项目摘要 最具侵袭性的脑肿瘤类型，IV级胶质瘤称为胶质母细胞瘤（GBM），是少数几种肿瘤之一。 在过去的几十年里，这些类型的预后很差，生存率的改善也很小。对于GBM，与其他 在实体癌中，肿瘤内异质性可能是介导治疗反应的重要因素。在 特别是静止期的G 0样亚群可能产生对治疗有更强反应的肿瘤 方案，并允许标准护理（SOC）后肿瘤再生长。然而，G 0样肿瘤群体是 目前尚不明确，即使在单细胞基因组学应用于GBM之后。我们未能充分理解和 实验模型静态/G 0类状态代表了一个关键的知识差距，但也是一个关键的机会， 对于神经胶质瘤和其他癌症，因为中和G 0细胞可以有效地防止放化疗抵抗 和肿瘤复发。 这项资助的目的是提供GBM肿瘤中G 0样状态的功能和分子定义， 在目标1中，我们将定义控制长期和短期静止的分子网络， 使用新的G 0报告系统与单细胞基因组分析相结合，在GBM患者肿瘤中观察到的状态。 在目标2中，我们将检验休眠的G 0 GBM细胞具有独特的RNA和染色质特征的假设 SOC存活和肿瘤再生长所需的。
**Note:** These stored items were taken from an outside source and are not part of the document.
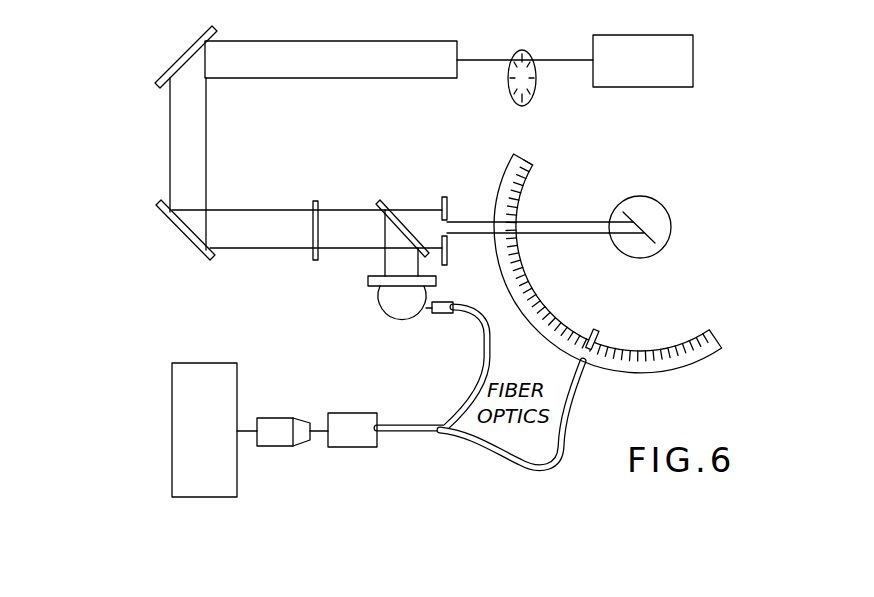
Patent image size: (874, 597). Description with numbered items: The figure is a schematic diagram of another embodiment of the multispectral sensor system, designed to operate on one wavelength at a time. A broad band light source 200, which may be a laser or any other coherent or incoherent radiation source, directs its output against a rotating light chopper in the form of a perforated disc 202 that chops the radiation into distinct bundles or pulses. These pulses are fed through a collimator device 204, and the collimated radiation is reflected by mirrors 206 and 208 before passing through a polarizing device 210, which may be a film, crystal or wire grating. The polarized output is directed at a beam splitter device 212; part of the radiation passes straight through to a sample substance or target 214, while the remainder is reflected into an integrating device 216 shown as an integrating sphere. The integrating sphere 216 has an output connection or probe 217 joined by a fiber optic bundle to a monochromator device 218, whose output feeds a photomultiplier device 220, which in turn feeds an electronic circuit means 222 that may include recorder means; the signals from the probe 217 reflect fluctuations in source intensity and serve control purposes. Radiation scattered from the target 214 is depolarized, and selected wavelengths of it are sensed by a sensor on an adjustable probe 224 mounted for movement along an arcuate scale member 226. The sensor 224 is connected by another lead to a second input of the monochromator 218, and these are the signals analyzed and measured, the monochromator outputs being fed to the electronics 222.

The broad band light source 200 is at (655, 88).
The perforated disc 202 is at (534, 88).
The collimator device 204 is at (310, 79).
The mirror 206 is at (186, 54).
The mirror 208 is at (178, 227).
The polarizing device 210 is at (318, 204).
The beam splitter device 212 is at (402, 222).
The sample substance or target 214 is at (640, 222).
The integrating device 216 is at (380, 328).
The output connection or probe 217 is at (445, 302).
The monochromator device 218 is at (357, 447).
The photomultiplier device 220 is at (267, 447).
The electronic circuit means 222 is at (175, 388).
The adjustable probe 224 is at (592, 331).
The arcuate scale member 226 is at (538, 302).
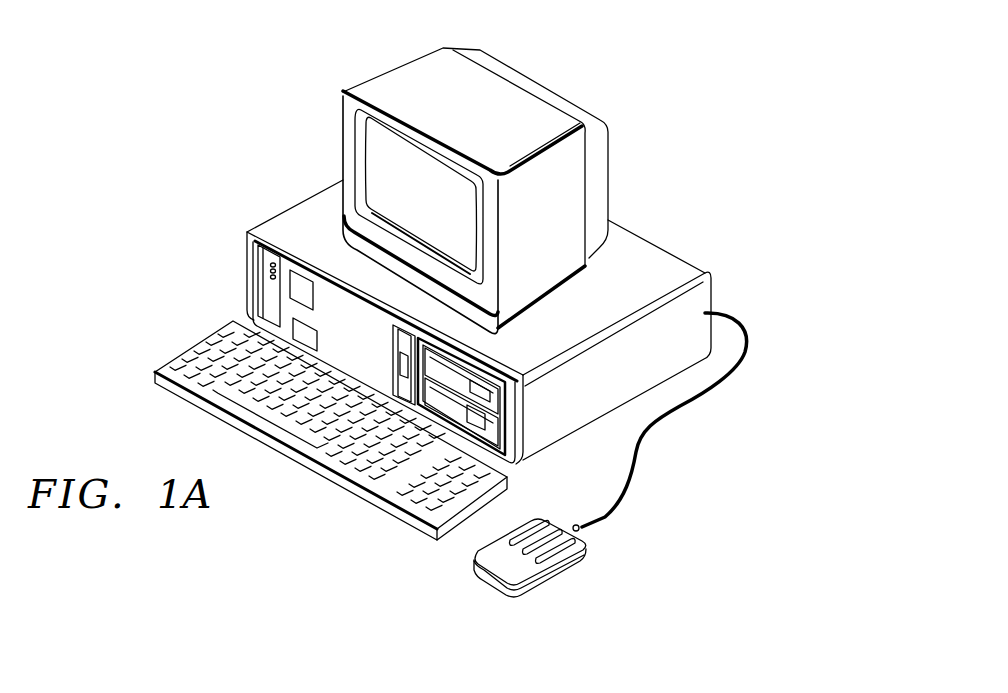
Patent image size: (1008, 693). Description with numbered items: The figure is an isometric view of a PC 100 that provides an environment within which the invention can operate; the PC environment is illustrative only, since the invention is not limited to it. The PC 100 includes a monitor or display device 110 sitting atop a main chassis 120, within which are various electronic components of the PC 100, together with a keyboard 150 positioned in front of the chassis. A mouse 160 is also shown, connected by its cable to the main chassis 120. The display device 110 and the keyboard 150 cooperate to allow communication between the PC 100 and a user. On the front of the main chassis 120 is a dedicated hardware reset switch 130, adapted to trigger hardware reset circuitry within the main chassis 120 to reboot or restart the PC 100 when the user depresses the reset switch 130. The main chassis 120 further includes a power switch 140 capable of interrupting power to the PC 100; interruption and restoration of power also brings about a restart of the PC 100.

The PC 100 is at (556, 60).
The monitor or display device 110 is at (388, 78).
The main chassis 120 is at (655, 257).
The dedicated hardware reset switch 130 is at (288, 315).
The power switch 140 is at (300, 278).
The keyboard 150 is at (181, 364).
The mouse 160 is at (567, 567).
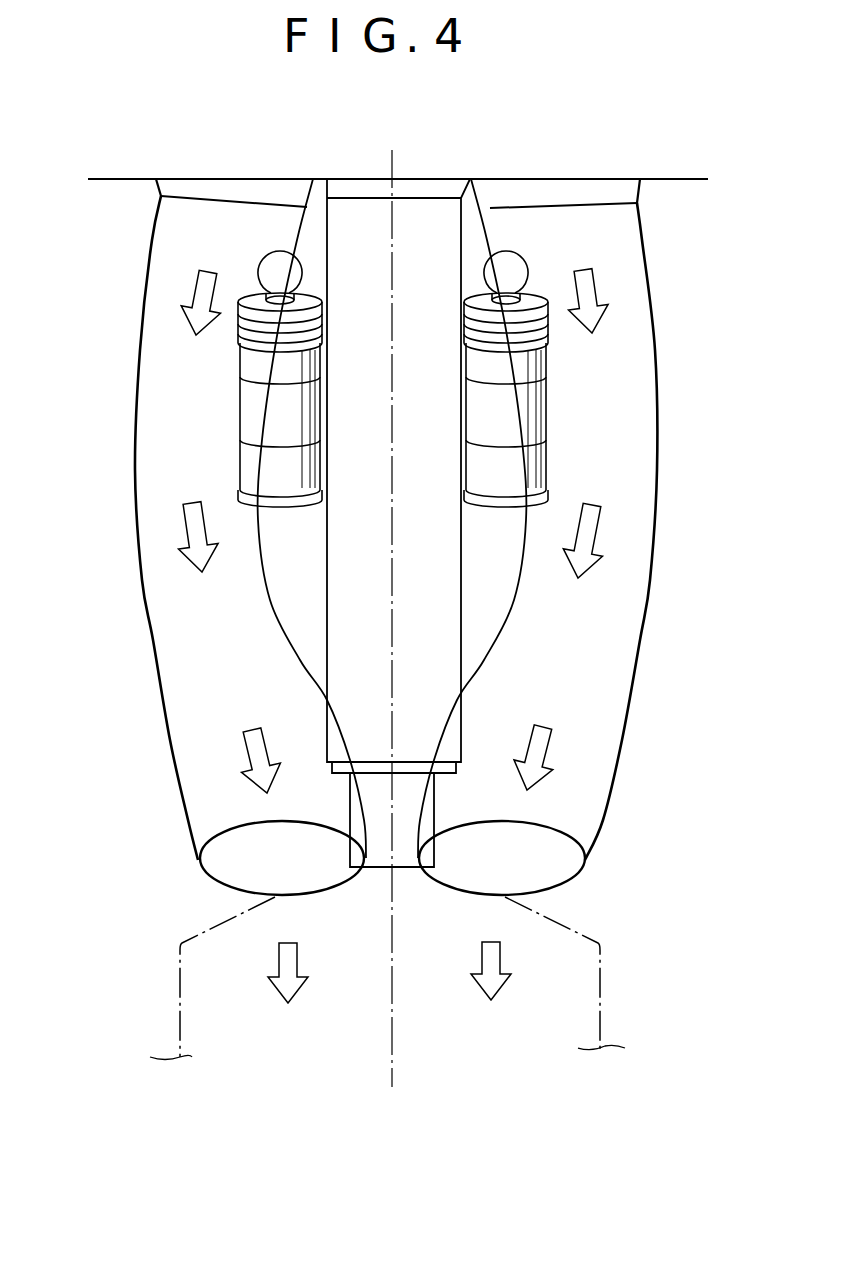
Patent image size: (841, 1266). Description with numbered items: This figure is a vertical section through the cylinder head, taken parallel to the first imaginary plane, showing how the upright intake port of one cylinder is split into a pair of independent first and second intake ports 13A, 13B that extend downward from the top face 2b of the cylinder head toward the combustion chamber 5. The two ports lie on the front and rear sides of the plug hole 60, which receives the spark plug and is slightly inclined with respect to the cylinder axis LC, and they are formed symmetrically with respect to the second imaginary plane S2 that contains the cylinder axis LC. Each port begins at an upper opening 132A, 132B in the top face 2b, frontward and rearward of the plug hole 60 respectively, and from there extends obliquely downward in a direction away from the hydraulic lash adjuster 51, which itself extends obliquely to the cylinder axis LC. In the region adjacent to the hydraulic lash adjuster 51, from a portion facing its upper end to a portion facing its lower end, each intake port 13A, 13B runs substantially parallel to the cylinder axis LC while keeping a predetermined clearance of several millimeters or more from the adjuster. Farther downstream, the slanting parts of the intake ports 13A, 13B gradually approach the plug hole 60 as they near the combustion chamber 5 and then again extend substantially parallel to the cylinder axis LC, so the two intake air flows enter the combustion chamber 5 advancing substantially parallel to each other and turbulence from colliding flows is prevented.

在目标3中，我们将研究并命名NuA 4/KAT 5赖氨酸 乙酰转移酶复合物作为GBM中G 0样状态的关键调节剂和候选治疗靶点。 目标建立在强大的初步数据之上，包括：创建基于机器学习的方法， 鉴定胶质瘤中的G 0样细胞，单细胞RNA的综合分析和原发性和 PDX GBM肿瘤与标准护理，功能基因组筛选，以确定GBM G 0的调节因子， 实验模型来功能性地剖析GBM肿瘤模型中的G 0状态。 如果成功的话，这项资助将为GBM G 0样状态产生一个新的工作模型，提供关键基因和基因治疗。 与G 0相关的网络，以及用于识别临床样本中G 0样状态的分析工具。它还将 定义这些人群对SOC的反应，并在复发期间改变肿瘤动力学。最后，它将提供 一种新的治疗策略的数据，“降级”，其中IV级肿瘤的侵袭性较低， 触发肿瘤细胞中延长或永久的G 0样状态。